/ Infrastructure / Autopilots Team only
Infrastructure

Autopilots runbook

Three live systems, what they watch, and what to do when one fires.
1

Overview

Autopilot Repo Hosting Supabase project Clients
HH Google Ads hh-google-ads-autopilot Vercel fcwuqbexvggjvwgdpnya 14 HH clients with Google Ads
HH Meta Ads hh-meta-ads-autopilot Vercel fcwuqbexvggjvwgdpnya HH clients with Meta Ads
MM Google Ads mm-google-ads-autopilot Vercel texktztyyacsvdkgxbkr 8 MM mechanic clients

All three post approval cards to Slack and log actions to ClickUp.
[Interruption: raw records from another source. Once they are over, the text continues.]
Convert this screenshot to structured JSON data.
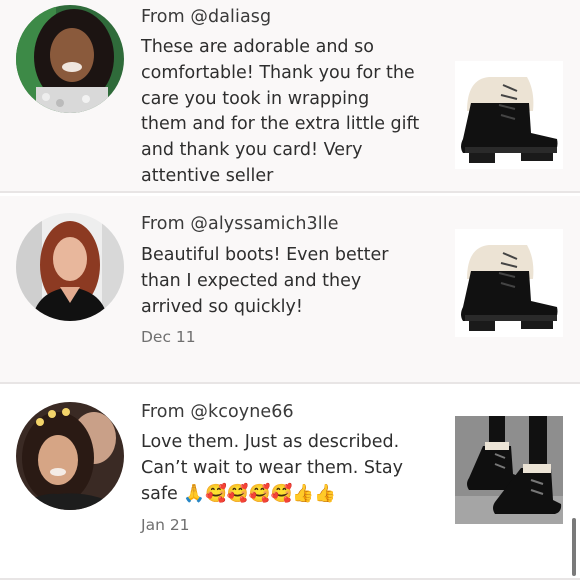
{
  "reviews": [
    {
      "from": "From @daliasg",
      "lines": [
        "These are adorable and so",
        "comfortable! Thank you for the",
        "care you took in wrapping",
        "them and for the extra little gift",
        "and thank you card! Very",
        "attentive seller"
      ],
      "date": ""
    },
    {
      "from": "From @alyssamich3lle",
      "lines": [
        "Beautiful boots! Even better",
        "than I expected and they",
        "arrived so quickly!"
      ],
      "date": "Dec 11"
    },
    {
      "from": "From @kcoyne66",
      "lines": [
        "Love them. Just as described.",
        "Can’t wait to wear them. Stay",
        "safe 🙏🥰🥰🥰🥰👍👍"
      ],
      "date": "Jan 21"
    }
  ],
  "icons": {
    "avatar": "avatar-photo",
    "product": "boot-product-photo"
  }
}
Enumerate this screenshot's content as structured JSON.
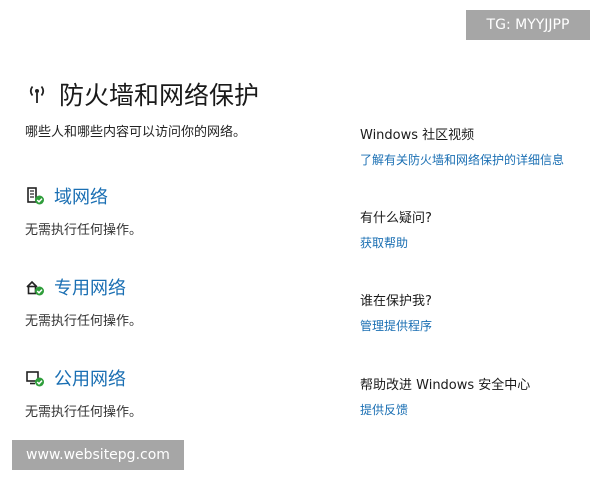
{
  "badge": "TG: MYYJJPP",
  "header": {
    "title": "防火墙和网络保护",
    "icon": "wifi-antenna-icon",
    "subtitle": "哪些人和哪些内容可以访问你的网络。"
  },
  "networks": [
    {
      "label": "域网络",
      "status": "无需执行任何操作。",
      "icon": "domain-network-icon"
    },
    {
      "label": "专用网络",
      "status": "无需执行任何操作。",
      "icon": "private-network-icon"
    },
    {
      "label": "公用网络",
      "status": "无需执行任何操作。",
      "icon": "public-network-icon"
    }
  ],
  "sidebar": [
    {
      "heading": "Windows 社区视频",
      "link": "了解有关防火墙和网络保护的详细信息"
    },
    {
      "heading": "有什么疑问?",
      "link": "获取帮助"
    },
    {
      "heading": "谁在保护我?",
      "link": "管理提供程序"
    },
    {
      "heading": "帮助改进 Windows 安全中心",
      "link": "提供反馈"
    }
  ],
  "watermark": "www.websitepg.com",
  "colors": {
    "link": "#1a6fb3",
    "ok_green": "#2e9d3a",
    "badge_bg": "#a6a6a6"
  }
}
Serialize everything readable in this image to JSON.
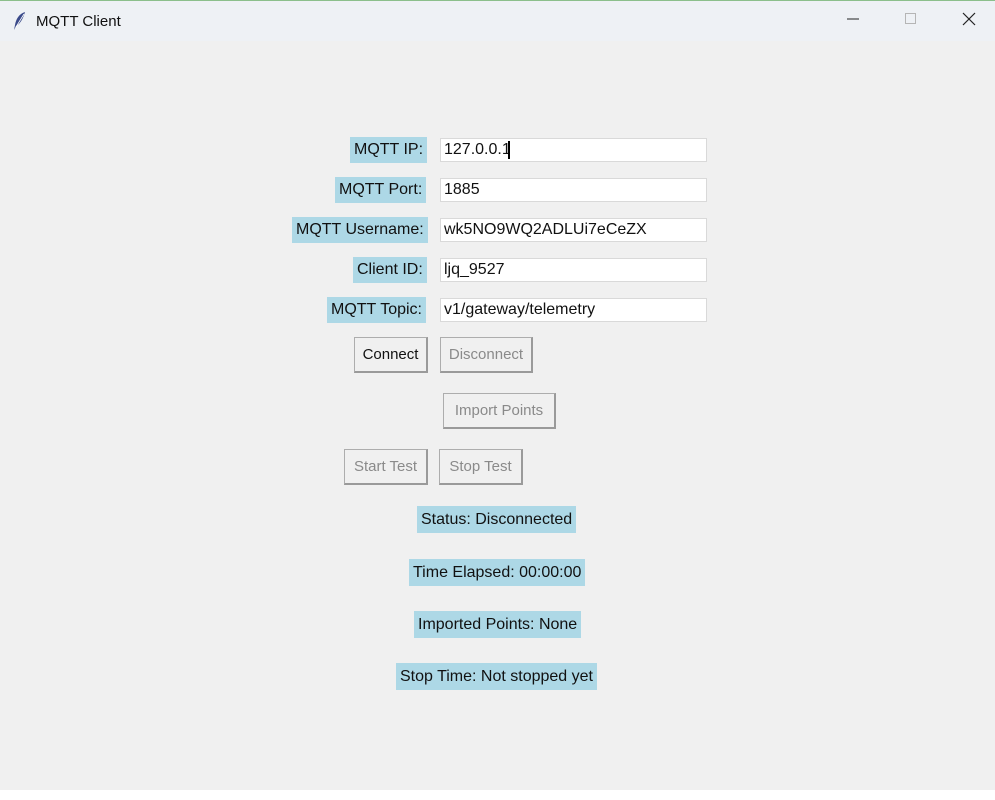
{
  "window": {
    "title": "MQTT Client",
    "icons": {
      "app": "feather-icon",
      "minimize": "minimize-icon",
      "maximize": "maximize-icon",
      "close": "close-icon"
    }
  },
  "form": {
    "ip_label": "MQTT IP:",
    "ip_value": "127.0.0.1",
    "port_label": "MQTT Port:",
    "port_value": "1885",
    "username_label": "MQTT Username:",
    "username_value": "wk5NO9WQ2ADLUi7eCeZX",
    "client_id_label": "Client ID:",
    "client_id_value": "ljq_9527",
    "topic_label": "MQTT Topic:",
    "topic_value": "v1/gateway/telemetry"
  },
  "buttons": {
    "connect": "Connect",
    "disconnect": "Disconnect",
    "import_points": "Import Points",
    "start_test": "Start Test",
    "stop_test": "Stop Test"
  },
  "status": {
    "connection": "Status: Disconnected",
    "time_elapsed": "Time Elapsed: 00:00:00",
    "imported_points": "Imported Points: None",
    "stop_time": "Stop Time: Not stopped yet"
  },
  "colors": {
    "label_bg": "#add8e6",
    "window_bg": "#f0f0f0"
  }
}
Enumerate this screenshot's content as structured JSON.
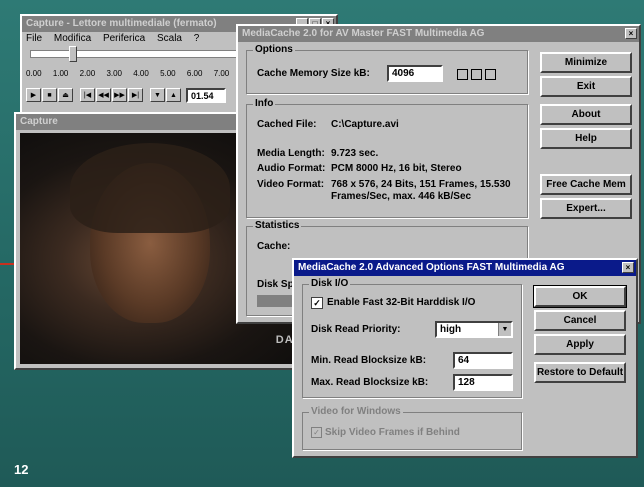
{
  "page_number": "12",
  "capture_window": {
    "title": "Capture - Lettore multimediale (fermato)",
    "menu": [
      "File",
      "Modifica",
      "Periferica",
      "Scala",
      "?"
    ],
    "ticks": [
      "0.00",
      "1.00",
      "2.00",
      "3.00",
      "4.00",
      "5.00",
      "6.00",
      "7.00"
    ],
    "time_display": "01.54",
    "transport_icons": [
      "play-icon",
      "stop-icon",
      "eject-icon",
      "skip-start-icon",
      "rewind-icon",
      "fast-forward-icon",
      "skip-end-icon",
      "mark-in-icon",
      "mark-out-icon"
    ]
  },
  "video_window": {
    "title": "Capture",
    "overlay_text": "DAE"
  },
  "mediacache_window": {
    "title": "MediaCache 2.0 for AV Master   FAST Multimedia AG",
    "options_label": "Options",
    "cache_memory_label": "Cache Memory Size  kB:",
    "cache_memory_value": "4096",
    "info_label": "Info",
    "cached_file_label": "Cached File:",
    "cached_file_value": "C:\\Capture.avi",
    "media_length_label": "Media Length:",
    "media_length_value": "9.723 sec.",
    "audio_format_label": "Audio Format:",
    "audio_format_value": "PCM 8000 Hz, 16 bit, Stereo",
    "video_format_label": "Video Format:",
    "video_format_value_1": "768 x 576, 24 Bits, 151 Frames, 15.530",
    "video_format_value_2": "Frames/Sec, max. 446 kB/Sec",
    "statistics_label": "Statistics",
    "cache_label": "Cache:",
    "disk_label": "Disk Sp",
    "buttons": {
      "minimize": "Minimize",
      "exit": "Exit",
      "about": "About",
      "help": "Help",
      "free_cache": "Free Cache Mem",
      "expert": "Expert..."
    }
  },
  "advanced_window": {
    "title": "MediaCache 2.0   Advanced Options   FAST Multimedia AG",
    "disk_io_label": "Disk I/O",
    "enable_fast_label": "Enable Fast 32-Bit Harddisk I/O",
    "disk_read_priority_label": "Disk Read Priority:",
    "disk_read_priority_value": "high",
    "min_read_label": "Min. Read Blocksize  kB:",
    "min_read_value": "64",
    "max_read_label": "Max. Read Blocksize  kB:",
    "max_read_value": "128",
    "vfw_label": "Video for Windows",
    "skip_frames_label": "Skip Video Frames if Behind",
    "buttons": {
      "ok": "OK",
      "cancel": "Cancel",
      "apply": "Apply",
      "restore": "Restore to Default"
    }
  }
}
The MM autopilot is internally nicknamed Lightning McQueen.

2

HH Google Ads

Detection logic

Keyword pauseSpend ≥ $50 with 0 conversions (14-day lookback), or CPA > 3× ad group average
Negative keywordSearch term spend ≥ $20 with 0 conversions, matched against irrelevant terms list. Max 10 per campaign per run
Ad rewriteCTR below 1% after 1,000+ impressions. Minimum 2 active ads per group (won't rewrite the last one)
Circuit breakerCumulative spend impact > 15% bumps all actions to Tier 2. Max 5 actions per ad group

Chain runner architecture

Clients are split into two chains (A/B) processed sequentially via /api/run-chain and /api/run-chain-b. Each chain uses Vercel after() to hand off to the next segment. A chain watchdog cron fires every 5 minutes during the run window to rescue stalled chains. Per-client timeout: 240 seconds (60s headroom under Vercel's 300s max).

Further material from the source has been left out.